In an annual look at the cost of natural disasters, Munich Re, one of the world's largest reinsurers, said that natural catastrophes took many fewer lives and caused much less damage on average in 2009 than in the previous decade.

It put the death toll in 2009 at "around 10,000," well below the average of 75,000 in each of the past 10 years.

The single most deadly event was a 7.6 magnitude earthquake in Indonesia on September 30, killing nearly 1,200 people in and around the city of Padang, on the island of Sumatra.

Asian storms meanwhile killed thousands more and caused widespread damage in the Philippines, Vietnam and Taiwan.

Lower insurers' losses

The Munich-based company said that in monetary terms too, 2009 losses were also much lower than in previous years. The report pointed out that insurers' losses from natural disasters fell by more than half in 2009, thanks to fewer hurricanes and earthquakes, although climate change contributed to a significant increase in damages and losses in the US.

It said insured losses came in at 15.3 billion euros ($22 billion) this year, down from nearly 35 billion euros in 2008. It said total economic losses, including losses not covered by insurance, fell 75 percent to 35 billion euros from 139 billion euros in the previous year.

The most expensive single event was Klaus, a winter storm that hit northern Spain and southwestern France in January 2009. Klaus left more than one million people without electricity while causing economic losses of over 3.5 billion euros and insured losses of about 2 billion euros.

A huge wave hits a pier in southwestern France in January 2009, as a winter storm spreads
A storm that hit Spain and France in January proved the single most expensive eventImage: AP

Weather-related catastrophes

"Despite the lack of severe hurricanes and other mega catastrophes, there were a large number of moderately severe natural catastrophes," Munich Re’s head of geo risk research, Peter Hoeppe, pointed out, warning that "the trend towards an increase in weather-related catastrophes continues."

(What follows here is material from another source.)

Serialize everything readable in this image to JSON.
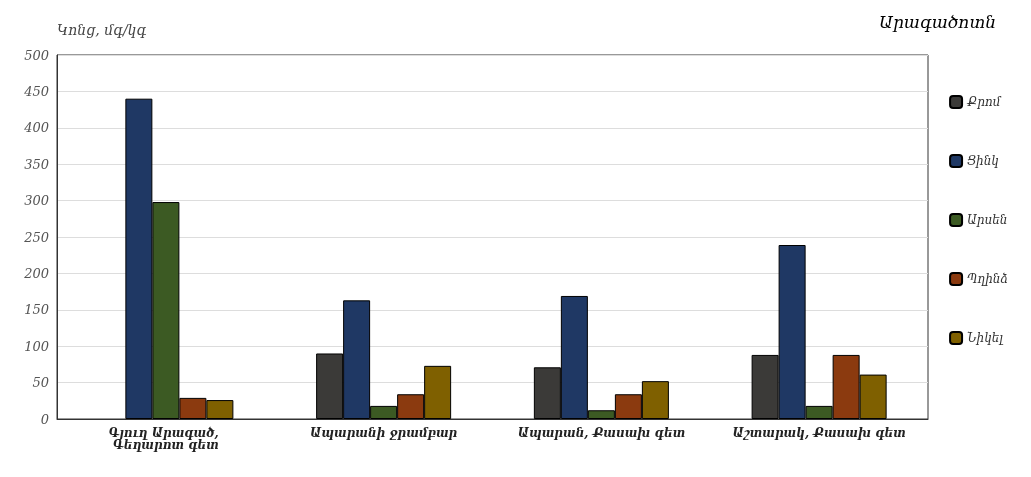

He believes that the catastrophes are related to climate change, and that at least part of the cause must lie at the location of the disasters.

"And we know from climate scientists that because some changes have occurred, that it has become warmer, that there is more humidity in the atmosphere because the oceans have warmed up as well. Everything we learn from climate scientists fits together perfectly - that climate change is causing extreme weather events to intensify."

Copenhagen fallout

Munich Re company board member Torsten Jeworrek expressed disappointment at the lack of a significant breakthrough at the Copenhagen climate summit in December, especially given an almost three-fold rise in weather-related natural catastrophes since 1950.

"We need as soon as possible an agreement that significantly reduces greenhouse gas emissions because the climate reacts slowly and what we fail to do now will have a bearing for decades to come," Jeworrek said.

The Munich Re report warned that climate change remains a threat in 2010 and the decades to come, adding that the failed Copenhagen summit is bound to make insurance costs rise in the future.